Lawsuit in deaths of aliens lingers

A lawsuit many called frivolous because it sought more than $41 million from the U.S. government for the relatives of 11 Mexican nationals who died trying to cross illegally into the United States has proven to have more staying power than predicted.

A federal court in Tucson has given the relatives another two months to prove accusations that their family members died in the treacherous southern Arizona desert in May 2001 because the Interior Department failed to approve the installation of water stations “in the exact area” of the desert where the Mexicans were found dead.

Yuma lawyer A. James Clark, who represents the family members, told The Washington Times the court has ordered further discovery to determine whether the department’s denial of permits for the water stations had been subject to a compatibility study and if a failure to order such a study resulted in the deaths.

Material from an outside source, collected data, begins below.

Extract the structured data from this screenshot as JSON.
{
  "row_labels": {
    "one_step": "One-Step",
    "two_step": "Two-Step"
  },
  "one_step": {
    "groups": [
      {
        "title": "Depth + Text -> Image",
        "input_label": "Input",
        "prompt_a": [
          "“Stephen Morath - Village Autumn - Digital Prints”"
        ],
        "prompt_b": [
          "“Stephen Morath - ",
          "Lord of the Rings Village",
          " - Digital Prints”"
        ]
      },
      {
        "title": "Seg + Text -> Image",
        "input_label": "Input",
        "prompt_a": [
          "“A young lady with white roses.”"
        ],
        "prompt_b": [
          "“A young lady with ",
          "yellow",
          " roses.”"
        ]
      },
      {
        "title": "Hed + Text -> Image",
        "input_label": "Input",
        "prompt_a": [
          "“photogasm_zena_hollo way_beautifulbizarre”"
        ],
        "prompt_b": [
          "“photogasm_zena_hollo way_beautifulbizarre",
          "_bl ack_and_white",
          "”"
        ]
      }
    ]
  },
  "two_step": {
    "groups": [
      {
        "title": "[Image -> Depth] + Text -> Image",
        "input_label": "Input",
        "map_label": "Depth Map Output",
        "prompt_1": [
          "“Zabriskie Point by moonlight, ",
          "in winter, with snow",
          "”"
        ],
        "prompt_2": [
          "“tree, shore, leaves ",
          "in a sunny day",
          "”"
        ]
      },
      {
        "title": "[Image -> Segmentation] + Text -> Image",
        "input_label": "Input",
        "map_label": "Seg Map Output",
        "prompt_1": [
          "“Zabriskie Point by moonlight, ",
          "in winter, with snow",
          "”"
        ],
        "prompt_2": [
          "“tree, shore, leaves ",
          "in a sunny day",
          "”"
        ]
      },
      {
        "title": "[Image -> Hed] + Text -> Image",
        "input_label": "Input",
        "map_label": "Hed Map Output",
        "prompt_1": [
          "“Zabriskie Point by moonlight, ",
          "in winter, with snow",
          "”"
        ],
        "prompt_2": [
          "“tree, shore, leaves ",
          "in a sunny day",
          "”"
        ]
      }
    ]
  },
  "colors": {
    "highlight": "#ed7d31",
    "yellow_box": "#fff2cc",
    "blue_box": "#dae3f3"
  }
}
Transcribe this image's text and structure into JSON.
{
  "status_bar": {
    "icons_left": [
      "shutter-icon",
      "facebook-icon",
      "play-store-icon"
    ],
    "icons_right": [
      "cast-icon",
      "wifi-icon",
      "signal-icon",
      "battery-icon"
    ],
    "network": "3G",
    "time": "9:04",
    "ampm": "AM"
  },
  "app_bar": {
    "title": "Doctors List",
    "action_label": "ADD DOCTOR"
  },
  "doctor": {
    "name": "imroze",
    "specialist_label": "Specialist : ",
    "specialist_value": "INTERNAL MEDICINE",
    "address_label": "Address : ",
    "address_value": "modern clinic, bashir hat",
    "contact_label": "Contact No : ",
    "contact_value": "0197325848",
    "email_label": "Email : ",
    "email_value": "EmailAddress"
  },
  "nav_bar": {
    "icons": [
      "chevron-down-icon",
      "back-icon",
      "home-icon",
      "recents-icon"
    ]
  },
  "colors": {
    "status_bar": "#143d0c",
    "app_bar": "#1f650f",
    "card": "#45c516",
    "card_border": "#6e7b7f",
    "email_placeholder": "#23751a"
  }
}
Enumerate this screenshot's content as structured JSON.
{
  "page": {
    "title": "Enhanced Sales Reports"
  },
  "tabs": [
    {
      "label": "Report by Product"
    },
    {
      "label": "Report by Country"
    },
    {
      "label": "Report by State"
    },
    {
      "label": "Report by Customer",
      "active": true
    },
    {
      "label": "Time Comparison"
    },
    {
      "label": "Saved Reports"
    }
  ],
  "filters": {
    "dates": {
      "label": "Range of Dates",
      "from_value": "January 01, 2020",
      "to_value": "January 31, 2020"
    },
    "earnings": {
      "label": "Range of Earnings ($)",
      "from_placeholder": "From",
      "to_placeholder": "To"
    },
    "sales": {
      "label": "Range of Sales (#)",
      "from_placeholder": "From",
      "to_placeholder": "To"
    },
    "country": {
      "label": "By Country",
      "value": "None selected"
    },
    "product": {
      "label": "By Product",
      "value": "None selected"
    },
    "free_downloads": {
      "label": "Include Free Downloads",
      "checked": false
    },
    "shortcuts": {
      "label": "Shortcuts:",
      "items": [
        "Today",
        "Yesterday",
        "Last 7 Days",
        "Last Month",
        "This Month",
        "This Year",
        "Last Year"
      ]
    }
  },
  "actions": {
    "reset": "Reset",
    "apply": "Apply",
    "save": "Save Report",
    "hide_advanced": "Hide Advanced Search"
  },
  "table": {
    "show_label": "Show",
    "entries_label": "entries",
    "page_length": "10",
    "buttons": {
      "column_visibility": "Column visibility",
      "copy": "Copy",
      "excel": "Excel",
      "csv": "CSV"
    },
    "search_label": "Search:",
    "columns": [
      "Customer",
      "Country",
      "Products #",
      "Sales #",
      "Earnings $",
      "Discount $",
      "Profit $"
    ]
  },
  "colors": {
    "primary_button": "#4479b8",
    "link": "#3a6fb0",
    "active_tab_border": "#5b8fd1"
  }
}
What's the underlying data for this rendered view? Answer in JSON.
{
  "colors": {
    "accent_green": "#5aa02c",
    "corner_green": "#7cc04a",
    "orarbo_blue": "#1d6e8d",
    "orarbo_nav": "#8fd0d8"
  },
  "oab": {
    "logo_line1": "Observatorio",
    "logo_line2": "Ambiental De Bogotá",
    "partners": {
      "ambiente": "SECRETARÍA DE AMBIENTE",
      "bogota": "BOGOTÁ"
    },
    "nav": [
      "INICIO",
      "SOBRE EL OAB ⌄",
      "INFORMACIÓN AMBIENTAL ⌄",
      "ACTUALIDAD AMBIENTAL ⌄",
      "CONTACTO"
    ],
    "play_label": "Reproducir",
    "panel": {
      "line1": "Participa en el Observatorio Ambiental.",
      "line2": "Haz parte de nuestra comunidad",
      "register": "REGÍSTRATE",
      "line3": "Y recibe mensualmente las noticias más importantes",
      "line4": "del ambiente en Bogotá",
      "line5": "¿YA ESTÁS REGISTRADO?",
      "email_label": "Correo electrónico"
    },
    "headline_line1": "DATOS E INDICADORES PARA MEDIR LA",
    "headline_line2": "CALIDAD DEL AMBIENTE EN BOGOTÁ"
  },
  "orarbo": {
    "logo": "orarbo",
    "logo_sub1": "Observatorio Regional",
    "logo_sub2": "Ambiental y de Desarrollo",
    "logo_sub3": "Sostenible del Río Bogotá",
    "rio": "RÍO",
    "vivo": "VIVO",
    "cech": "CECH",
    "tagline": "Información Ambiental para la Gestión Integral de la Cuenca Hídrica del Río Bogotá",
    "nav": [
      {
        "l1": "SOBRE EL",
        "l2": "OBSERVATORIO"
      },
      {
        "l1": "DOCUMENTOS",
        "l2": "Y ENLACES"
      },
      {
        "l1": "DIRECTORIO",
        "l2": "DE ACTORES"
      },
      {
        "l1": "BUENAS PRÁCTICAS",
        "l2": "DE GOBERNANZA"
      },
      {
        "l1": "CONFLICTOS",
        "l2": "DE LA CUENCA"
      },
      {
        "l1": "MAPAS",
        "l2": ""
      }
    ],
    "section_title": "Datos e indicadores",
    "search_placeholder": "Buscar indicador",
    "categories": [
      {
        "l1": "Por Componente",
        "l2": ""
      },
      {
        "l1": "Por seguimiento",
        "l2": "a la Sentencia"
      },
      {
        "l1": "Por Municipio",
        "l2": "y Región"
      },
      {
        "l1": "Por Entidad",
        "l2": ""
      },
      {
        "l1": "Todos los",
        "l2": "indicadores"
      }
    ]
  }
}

Mr. Clark has until July 9 to offer new evidence regarding the impact of such a study, with the government having to respond by Aug. 6.

Filed in U.S. District Court in Tucson, the suit said the illegal aliens died in the Interior Department-managed Cabeza Prieta National Wildlife Refuge north of Yuma after department officials denied a request by Humane Borders, a Tucson-based social-welfare organization, to place water stations in the area. The suit seeks $3.75 million for each of the victims.

Humane Borders had requested access to the Cabeza Prieta to erect the stations two months before the deaths.

In November, the Washington Legal Foundation urged the court not to permit suits that could undermine the country’s border security.

The public interest law firm argued in a brief that although more than 100 aliens die in the Arizona desert each year attempting to cross the border illegally, making such crossings easier by establishing water stations would serve only to encourage more illegal immigration.

The legal foundation called for the lawsuit’s dismissal, saying the Federal Tort Claims Act did not grant the courts jurisdiction over tort claims based on “discretionary functions” of the federal government — including any decision on whether to install water stations.

“If the plaintiffs were to recover damages in this suit, the federal government would from a practical standpoint be required to install water stations,” Richard Samp, the foundation’s general counsel, said in the brief. “Because the vast desert wilderness is too large to patrol closely, only the harsh desert conditions serve to deter aliens from attempting the trek.”

The foundation said the lawsuit threatened to undermine the government’s ability to secure its southern border, adding that based on the possibility that terrorists might use the Arizona border to move weapons and personnel into the country, it was “vitally important that the courts not second-guess executive branch decisions regarding the proper level of border security.”

The aliens died of dehydration after a five-day hike across the desert, where daytime temperatures had soared to 115 degrees. They were among 26 Mexican nationals, mostly from Veracruz, attempting to cross the 70 miles of desert from the Mexican border to Interstate 8.

The Border Patrol found the bodies on May 23, 2001, in an area of the Cabeza Prieta known as “the Devil’s Path.”

The lawsuit, which named the Interior Department and the U.S. Fish and Wildlife Service, said one of the proposed water stations would have been established in the same area where the aliens died. It said the department was negligent in refusing to permit the installations, “given that Interior employees were well aware that many illegal aliens were dying from lack of water while attempting to cross the refuge.”

The aliens would not have died, the lawsuit said, had Humane Borders been permitted to install its 60-gallon water barrels at several locations in the refuge.